Airplane Coffee - If the taste doesn't kill you, the germs might.

Are you a germophobe?





Here's something to worry about with the coffee served on an airplane. It might even make you jump out of your airplane seat. Fasten your seatbelt before reading...!





When flying in a commercial plane, bring coffee or tea onboard rather than getting it served to you from the stewards' con board the plane. The reason is kind of scary.





It all started in 2003 when 3-year-old Zach Bjornson-Hooper of Alamo, California took samples of the airplane tap water on a family trip to Australia and New Zealand -- as part of a science project. Guess what -- in tapwater samples from his flights, Zach found a horde of bacteria, and potentially dangerous ones too ranging from E.Coli to bacteria that cause colds. "It was really gross," he says. His tests turned up thousands of bacteria per milliliter of plane tap water. That's much higher than regular tap water that you'd find at home or at Starbucks.





Why care? Because unless you see the steward pouring bottled water into the coffee maker onboard the aircraft (unlikely!) then the coffee and tea are made from the same tank of water that is used to provide water for the sink in airplane bathrooms. The same water that Zach Bjornson-Hooper tested. The tank of water gets refilled when the aircraft is stationed in an airport gate, but it isn't always fully drained, so the water gets old, cloudy, and germy. The technical terms for this is...gross.

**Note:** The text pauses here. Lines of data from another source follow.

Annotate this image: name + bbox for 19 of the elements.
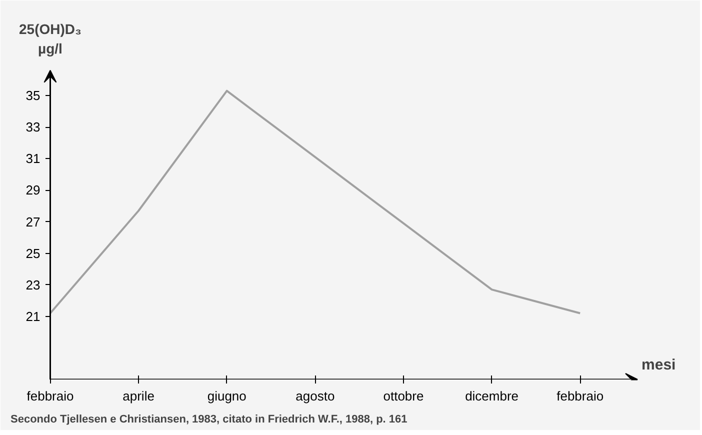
x-tick-label: febbraio <box>556 388 604 404</box>
x-tick-label: dicembre <box>465 388 519 404</box>
y-tick-label: 27 <box>26 214 40 230</box>
y-tick-label: 29 <box>26 182 40 198</box>
x-tick-label: agosto <box>296 388 335 404</box>
y-tick-label: 23 <box>26 277 40 292</box>
x-tick-label: febbraio <box>26 388 74 404</box>
line-series <box>49 90 582 314</box>
x-tick-label: giugno <box>207 388 246 404</box>
x-axis-title: mesi <box>642 356 676 374</box>
text: Secondo Tjellesen e Christiansen, 1983, citato in Friedrich W.F., 1988, p. 161 <box>10 414 408 426</box>
x-tick-label: ottobre <box>383 388 424 404</box>
y-tick-label: 33 <box>26 120 40 135</box>
y-axis-title: 25(OH)D₃ µg/l <box>19 21 82 56</box>
x-tick-label: aprile <box>122 388 154 404</box>
y-tick-label: 35 <box>26 88 40 104</box>
y-tick-label: 25 <box>26 246 40 261</box>
y-tick-label: 31 <box>26 151 40 166</box>
y-tick-label: 21 <box>26 308 40 324</box>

Does heating the water to make coffee kill the germs in the water? Not likely. To purify water, experts recommend boiling it vigorously for 1 minute to kill bacteria. That doesn't happen in coffee makers.





Then the Wall Street Journal investigated with an article called How Safe is Airline Water? Bring Your Own Bottle! They flew on flights and sampled the water too. They turned over samples to biologists for lab tests. The tests turned up millions of gross bacteria per milliliter of airplane tap water. "This water isn't drinkable by any means," said Donald Hendrickson, director of Hoosier Microbiology Laboratories in Muncie, Indiana, in the article.





Then the EPA investigated. Maybe they just wanted a better cup of coffee when flying. The EPA found that although most of the bacteria uncovered in airplane tap water weren't pathogenic, the tests did turn up some nasty bugs. Two examples: Pseudomonas, which can cause skin and respiratory infections; and Citrobacter, a coliform or fecal bacteria, which can induce diarrhea and fever. The EPA allows zero coliform bacteria in public drinking water.





So it's possible that if the taste of airplane coffee doesn't kill you, its germs will.





Lesson learned: bring coffee onboard rather than getting served it in your seat.





It's worth noting that upcoming regulations from the EPA might help. Earlier this year, the EPA proposed new guidelines to make the nation's airlines follow a schedule for sampling water used in galleys and restrooms, as well as keeping records, notifying the public of problems and taking corrective action. The aim is to control illnesses by limiting the level of bacteria, such as coliform, in the water.